Baurecht ist, nicht nur in solchen Extrembereichen, zu einer absoluten Spezialmaterie geworden.
Dementsprechend werden die Parteien in Bauprozessen regelmäßig von hochspezialisierten Anwälten vertreten. Sie treffen aus den genannten Gründen allerdings nicht selten auf – freilich unverschuldet – unbedarfte Richter, die nicht auf Augenhöhe mit den anwaltlichen Parteivertretern agieren (können). So scheitert staatliche Rechtsfindung im Einzelfall und sie büßt mit schwindender Akzeptanz zunehmend ein an natürlicher Autorität, die der Eckpfeiler einer funktionierenden Rechtsprechung ist.

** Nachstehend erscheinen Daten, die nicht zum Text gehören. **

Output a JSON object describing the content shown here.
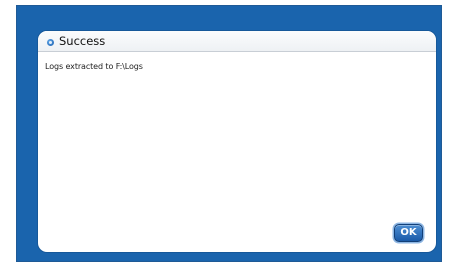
{
  "dialog": {
    "title": "Success",
    "title_icon": "info-dot-icon",
    "message": "Logs extracted to F:\\Logs",
    "ok_label": "OK"
  },
  "colors": {
    "background": "#1a64ad",
    "button": "#1f62b0"
  }
}
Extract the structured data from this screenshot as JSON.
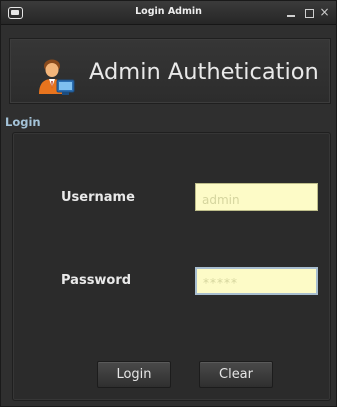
{
  "window": {
    "title": "Login Admin",
    "icons": {
      "app": "window-icon",
      "minimize": "minimize-icon",
      "maximize": "maximize-icon",
      "close": "close-icon"
    },
    "close_glyph": "×"
  },
  "header": {
    "title": "Admin Authetication",
    "icon": "admin-user-icon"
  },
  "login_group": {
    "title": "Login",
    "username_label": "Username",
    "username_value": "admin",
    "password_label": "Password",
    "password_value": "*****",
    "login_button": "Login",
    "clear_button": "Clear"
  },
  "colors": {
    "window_bg": "#2f2f2f",
    "field_bg": "#fdfbc7",
    "group_title": "#a4c3d8",
    "text": "#e9e9e9"
  }
}
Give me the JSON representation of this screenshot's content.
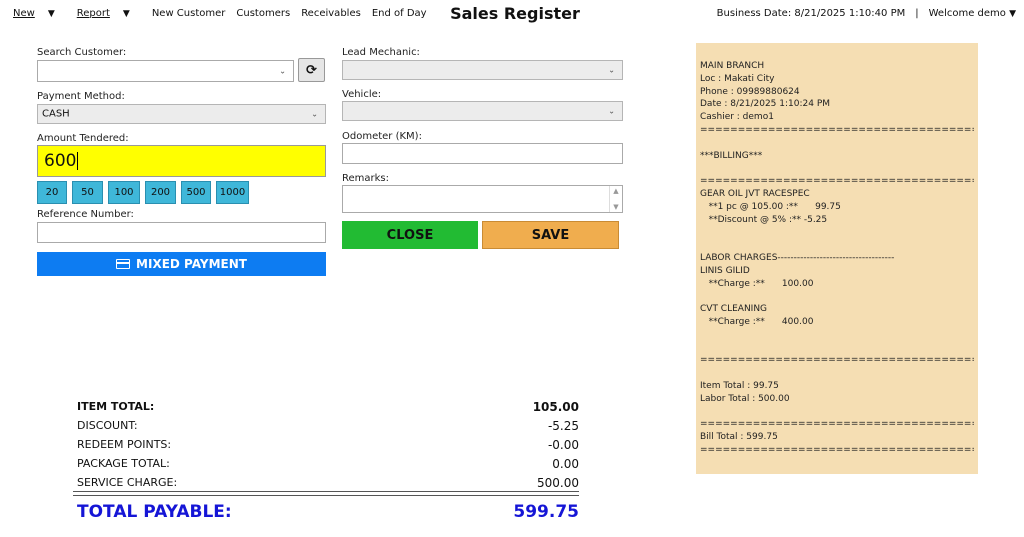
{
  "menu": {
    "new": "New",
    "report": "Report",
    "new_customer": "New Customer",
    "customers": "Customers",
    "receivables": "Receivables",
    "end_of_day": "End of Day"
  },
  "title": "Sales Register",
  "header": {
    "business_date": "Business Date: 8/21/2025 1:10:40 PM",
    "welcome": "Welcome demo"
  },
  "form": {
    "search_customer_label": "Search Customer:",
    "search_customer_value": "",
    "payment_method_label": "Payment Method:",
    "payment_method_value": "CASH",
    "amount_tendered_label": "Amount Tendered:",
    "amount_tendered_value": "600",
    "quick_amounts": [
      "20",
      "50",
      "100",
      "200",
      "500",
      "1000"
    ],
    "reference_number_label": "Reference Number:",
    "reference_number_value": "",
    "mixed_payment_label": "MIXED PAYMENT",
    "lead_mechanic_label": "Lead Mechanic:",
    "lead_mechanic_value": "",
    "vehicle_label": "Vehicle:",
    "vehicle_value": "",
    "odometer_label": "Odometer (KM):",
    "odometer_value": "",
    "remarks_label": "Remarks:",
    "remarks_value": "",
    "close_label": "CLOSE",
    "save_label": "SAVE"
  },
  "totals": {
    "rows": [
      {
        "label": "ITEM TOTAL:",
        "value": "105.00",
        "bold": true
      },
      {
        "label": "DISCOUNT:",
        "value": "-5.25"
      },
      {
        "label": "REDEEM POINTS:",
        "value": "-0.00"
      },
      {
        "label": "PACKAGE TOTAL:",
        "value": "0.00"
      },
      {
        "label": "SERVICE CHARGE:",
        "value": "500.00"
      }
    ],
    "payable_label": "TOTAL PAYABLE:",
    "payable_value": "599.75"
  },
  "receipt": {
    "lines": [
      "MAIN BRANCH",
      "Loc : Makati City",
      "Phone : 09989880624",
      "Date : 8/21/2025 1:10:24 PM",
      "Cashier : demo1",
      "=====================================",
      "",
      "***BILLING***",
      "",
      "=====================================",
      "GEAR OIL JVT RACESPEC",
      "   **1 pc @ 105.00 :**      99.75",
      "   **Discount @ 5% :** -5.25",
      "",
      "",
      "LABOR CHARGES------------------------------------",
      "LINIS GILID",
      "   **Charge :**      100.00",
      "",
      "CVT CLEANING",
      "   **Charge :**      400.00",
      "",
      "",
      "=======================================",
      "",
      "Item Total : 99.75",
      "Labor Total : 500.00",
      "",
      "=======================================",
      "Bill Total : 599.75",
      "======================================="
    ]
  }
}
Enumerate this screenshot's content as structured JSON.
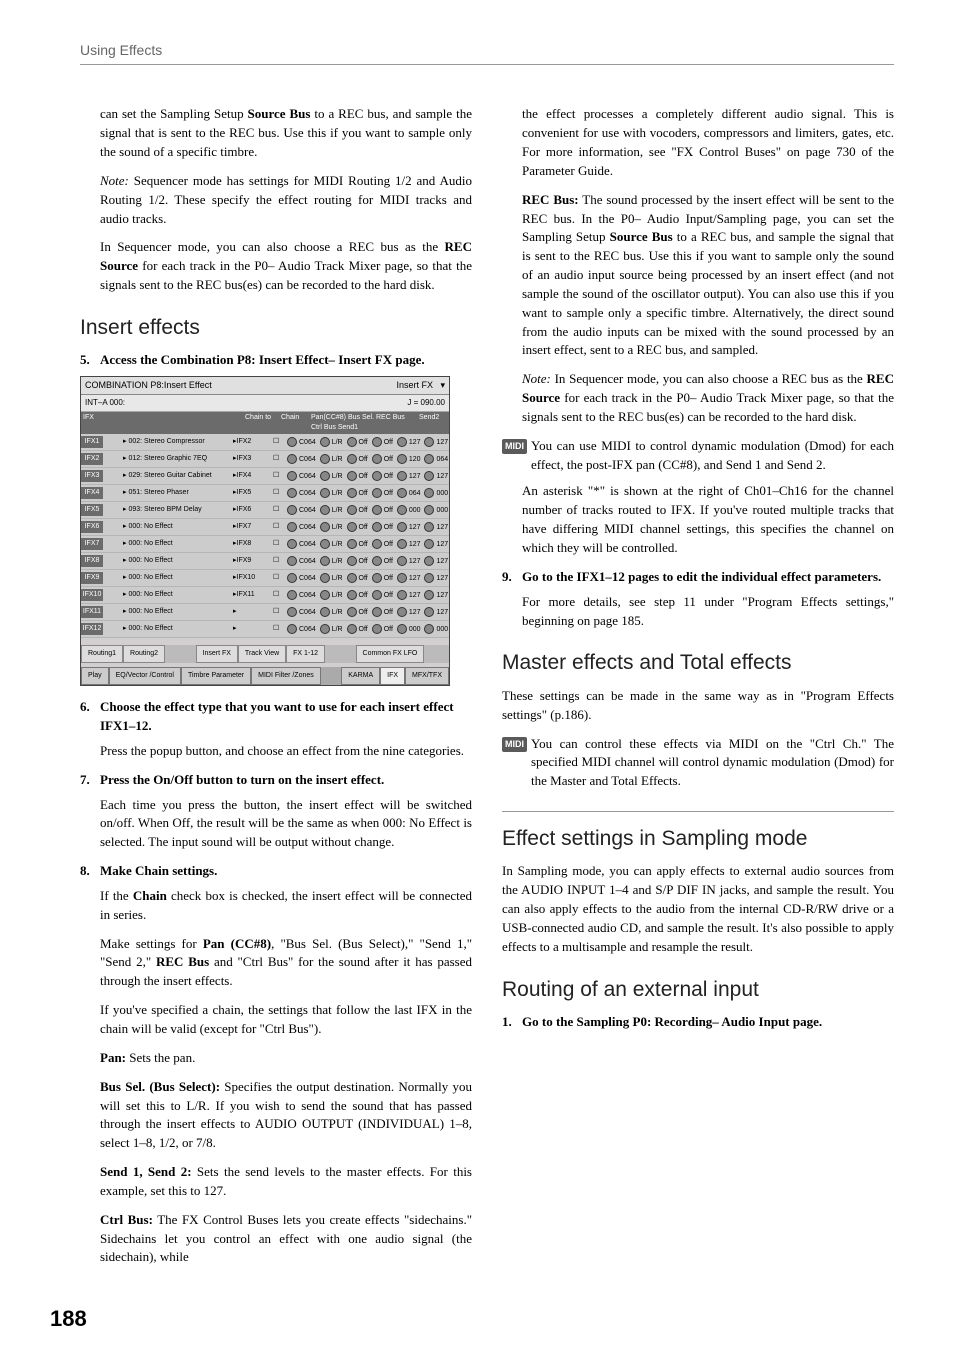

Um Missverständnissen vorzubeugen: Ich plädiere nicht für die Abschaffung der staatlichen Ausbildung zum Universaljuristen. Wer die komplizierten Strukturen und Verknüpfungen des (Zivil-) Rechts nicht in ihrer Breite erforscht und verstanden hat, wird erst recht im Umgang mit juristischer Spezialmaterie scheitern. Der Umkehrschluss ist allerdings falsch: Universal ausgebildete Juristen zu wollen rechtfertigt es nicht, sie aus Gründen der Geschäftsverteilungsarithmetik ein ganzes Berufsleben auf diesem Stand zu halten. Wo eine geordnete Rechtsfindung Spezialwissen erfordert, muss gerade der Richter solches Wissen besitzen, und zwar nicht nur im Einzelfall, sondern flächendeckend. Dass setzt regelmäßige Fortbildung und vor allem den Abschied von der tief in der Justizverwaltung verwurzelten Vorstellung voraus, ein guter Richter sei nur derjenige, der sich als vielverwendbar erwiesen habe. Bis heute gehen die Beförderungen zum Vorsitzenden eines (spezialisierten!) OLG-Senats regelmäßig einher mit einem Senatswechsel. Wer sich also fünf Jahre als Beisitzer in einem Bausenat bewährt hat, findet sich, will er nicht auf die Fortsetzung seiner Richterkarriere verzichten, unversehens als Vorsitzender eines Familiensenats wieder. So zerstört man mühsam erworbene, dringend benötigte Kompetenz und ich bin nicht bereit zu glauben, dass sich keine anderen Strukturen für einen gut funktionierenden Justizapparat schaffen lassen, mit denen die Herausbildung fachlicher Expertise gefördert und belohnt wird. Die Einführung von Baukammern und Bausenaten wäre ein wichtiger Schritt in diese Richtung. Allerdings wird die vom BMJ in der „Arbeitsgruppe Bauvertragsrecht“ in diese Richtung angestoßene Initiative voraussichtlich insbesondere deshalb scheitern, weil die Länderjustizverwaltungen – vorsichtig ausgedrückt – wenig Bereitschaft zeigen, diesen Gedanken mitzutragen. Dafür mag es Gründe geben. Tragend sind diese Gründe, auf die näher einzugehen an dieser Stelle kein Raum ist, nicht.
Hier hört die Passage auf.